Além da caça ao lucro, Smith teve um desejo vitalício de explorar um novo país. Ele é considerado o primeiro europeu americano a cruzar o que hoje é o estado de Utah, de norte a sul. Ele e seus homens mais tarde tropeçaram no deserto de Mojave e, após 15 dias tortuosos ao sol, entraram na região que hoje é o sul da Califórnia.

Legalmente, Smith e seu partido eram invasores estrangeiros do território mexicano. Em Los Angeles, eles não foram presos, mas colocados em prisão domiciliar. Depois de vários meses, eles receberam cavalos novos e foram autorizados a deixar o território - com a condição de não retornarem.

Smith procurou uma rota diferente de volta ao leste, através da cordilheira de Sierra Nevada. Sua primeira tentativa foi bloqueada por uma forte neve. Ele e dois de seus homens, deixando outros 11 acampados na face oeste da Sierra, conseguiram cruzar as montanhas e o amplo deserto a leste dela. Montando outra pequena expedição quando chegaram ao encontro anual, ele voltou para a Califórnia e resgatou os homens da fronteira que havia deixado para trás.

Jedediah Smith e o Urso

Smith conheceu muitas dificuldades e experiências de risco de vida. Entre eles estavam quase fome e sede. Em um de seus diários, ele registrou: “Em épocas diferentes, sofri todos os extremos de calor e sede. Por mais difícil que seja suportar por dias sucessivos as queixas da fome, é leve em comparação com a agonia da sede ardente. . . . ” Ao cruzar um deserto desolado e sem árvores, ele e seus homens em uma viagem recorreram a se cobrir com areia para bloquear o sol assassino.

Seu episódio mais dramático, entretanto, ocorreu durante as temporadas que ele prendeu para William Ashley nas Montanhas Rochosas. Smith foi atacado e mutilado por um urso pardo. Garras arrancaram grande parte de seu couro cabeludo.

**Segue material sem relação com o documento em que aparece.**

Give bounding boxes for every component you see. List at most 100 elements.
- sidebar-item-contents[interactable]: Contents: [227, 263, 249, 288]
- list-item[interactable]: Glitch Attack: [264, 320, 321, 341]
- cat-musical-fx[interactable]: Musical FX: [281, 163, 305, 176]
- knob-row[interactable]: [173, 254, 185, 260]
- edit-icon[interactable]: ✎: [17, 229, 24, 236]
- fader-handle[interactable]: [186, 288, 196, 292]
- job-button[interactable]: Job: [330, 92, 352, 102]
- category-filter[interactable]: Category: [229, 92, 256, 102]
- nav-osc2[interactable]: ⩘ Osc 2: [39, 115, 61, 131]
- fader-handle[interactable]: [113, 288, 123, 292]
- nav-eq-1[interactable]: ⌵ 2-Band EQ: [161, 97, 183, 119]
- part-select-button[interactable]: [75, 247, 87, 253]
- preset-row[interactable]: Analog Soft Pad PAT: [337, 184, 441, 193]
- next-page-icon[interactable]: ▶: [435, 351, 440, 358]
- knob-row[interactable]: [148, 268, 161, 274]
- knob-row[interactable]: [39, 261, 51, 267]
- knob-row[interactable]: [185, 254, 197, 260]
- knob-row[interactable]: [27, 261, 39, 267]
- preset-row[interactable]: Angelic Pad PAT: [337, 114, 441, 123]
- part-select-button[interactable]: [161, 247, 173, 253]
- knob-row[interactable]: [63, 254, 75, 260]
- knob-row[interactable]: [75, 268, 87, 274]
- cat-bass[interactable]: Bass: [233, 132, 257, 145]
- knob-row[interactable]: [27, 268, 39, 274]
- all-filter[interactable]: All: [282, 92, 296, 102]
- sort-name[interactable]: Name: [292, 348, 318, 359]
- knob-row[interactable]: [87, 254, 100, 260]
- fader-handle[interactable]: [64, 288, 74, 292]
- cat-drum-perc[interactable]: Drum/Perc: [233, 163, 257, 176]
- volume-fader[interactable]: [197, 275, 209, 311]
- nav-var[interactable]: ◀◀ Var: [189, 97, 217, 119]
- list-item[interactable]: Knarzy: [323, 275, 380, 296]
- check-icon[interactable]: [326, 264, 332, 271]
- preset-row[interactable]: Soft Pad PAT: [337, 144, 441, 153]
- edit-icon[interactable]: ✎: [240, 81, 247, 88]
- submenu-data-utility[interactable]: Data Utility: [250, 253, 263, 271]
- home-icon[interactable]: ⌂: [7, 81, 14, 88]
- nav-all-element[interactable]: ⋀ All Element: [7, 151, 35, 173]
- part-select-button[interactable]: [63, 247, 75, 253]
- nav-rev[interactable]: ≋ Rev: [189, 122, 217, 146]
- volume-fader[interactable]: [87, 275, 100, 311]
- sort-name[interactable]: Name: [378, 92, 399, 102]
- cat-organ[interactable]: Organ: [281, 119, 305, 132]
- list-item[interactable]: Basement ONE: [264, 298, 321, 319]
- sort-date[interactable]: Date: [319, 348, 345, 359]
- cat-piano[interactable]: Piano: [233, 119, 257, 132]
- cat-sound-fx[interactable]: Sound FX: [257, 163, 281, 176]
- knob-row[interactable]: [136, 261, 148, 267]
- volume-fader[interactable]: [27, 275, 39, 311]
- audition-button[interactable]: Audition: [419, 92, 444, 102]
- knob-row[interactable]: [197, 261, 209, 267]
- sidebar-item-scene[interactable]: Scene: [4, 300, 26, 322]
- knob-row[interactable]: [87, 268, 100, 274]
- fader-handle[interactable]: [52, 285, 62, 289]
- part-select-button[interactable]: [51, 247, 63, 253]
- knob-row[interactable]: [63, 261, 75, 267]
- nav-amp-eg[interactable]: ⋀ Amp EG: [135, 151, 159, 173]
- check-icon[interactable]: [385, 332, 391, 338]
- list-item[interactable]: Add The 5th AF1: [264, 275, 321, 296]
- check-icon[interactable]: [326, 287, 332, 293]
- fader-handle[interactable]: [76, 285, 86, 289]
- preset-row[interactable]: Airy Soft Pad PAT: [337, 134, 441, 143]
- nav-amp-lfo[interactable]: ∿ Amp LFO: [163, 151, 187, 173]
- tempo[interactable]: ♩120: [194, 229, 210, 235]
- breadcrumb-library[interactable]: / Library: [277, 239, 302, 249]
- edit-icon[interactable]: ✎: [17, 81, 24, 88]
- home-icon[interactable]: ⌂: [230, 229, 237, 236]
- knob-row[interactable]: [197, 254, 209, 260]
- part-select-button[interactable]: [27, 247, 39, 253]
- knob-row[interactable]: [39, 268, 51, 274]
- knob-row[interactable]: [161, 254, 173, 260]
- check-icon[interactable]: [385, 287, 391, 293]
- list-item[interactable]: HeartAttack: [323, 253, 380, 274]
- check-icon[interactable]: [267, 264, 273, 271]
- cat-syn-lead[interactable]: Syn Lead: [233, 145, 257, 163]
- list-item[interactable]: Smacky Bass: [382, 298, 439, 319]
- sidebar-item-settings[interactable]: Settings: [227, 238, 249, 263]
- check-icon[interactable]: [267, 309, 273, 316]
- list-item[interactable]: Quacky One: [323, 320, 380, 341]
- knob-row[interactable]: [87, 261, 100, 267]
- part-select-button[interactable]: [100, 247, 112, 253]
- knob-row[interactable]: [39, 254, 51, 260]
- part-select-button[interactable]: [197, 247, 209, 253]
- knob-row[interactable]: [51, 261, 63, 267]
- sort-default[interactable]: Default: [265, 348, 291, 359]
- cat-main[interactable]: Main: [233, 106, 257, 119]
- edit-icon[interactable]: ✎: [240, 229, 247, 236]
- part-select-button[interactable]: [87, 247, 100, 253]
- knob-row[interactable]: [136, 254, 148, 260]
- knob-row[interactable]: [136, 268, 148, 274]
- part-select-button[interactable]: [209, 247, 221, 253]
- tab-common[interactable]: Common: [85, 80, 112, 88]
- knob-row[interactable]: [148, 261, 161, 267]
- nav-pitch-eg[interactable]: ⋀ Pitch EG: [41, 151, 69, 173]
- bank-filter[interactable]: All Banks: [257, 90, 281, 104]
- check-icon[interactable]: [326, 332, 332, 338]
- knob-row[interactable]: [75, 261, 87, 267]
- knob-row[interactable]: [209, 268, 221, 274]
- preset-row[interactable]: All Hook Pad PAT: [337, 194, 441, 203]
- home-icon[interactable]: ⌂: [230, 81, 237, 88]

Sobrevivendo à provação, Smith estoicamente ordenou a um de seus homens que costurasse seu patê de volta, usando a agulha e o barbante toscos que podiam ser encontrados entre os suprimentos do grupo.

Posteriormente, ele usou o cabelo comprido para transbordar de sua orelha esquerda mutilada.

Personalidade Reservada de Smith

Smith carregou uma Bíblia bem manuseada em seus épicos do deserto. Ele era conhecido por orar e meditar regularmente. Ele se recusou a beber álcool ou fumar. Ele era franco no discurso, nunca se gabava e raramente se entregava a brincadeiras engraçadas.

Jedediah Smith foi morto pelos índios comanches em 1831. Depois de vender sua participação na empresa de peles e se aposentar das montanhas, ele comprou uma fazenda em St. Louis. No entanto, ele fez uma última viagem ao deserto do sudoeste naquela primavera. Saindo sozinho de seu pequeno grupo em busca de água, ele foi atacado por hostis.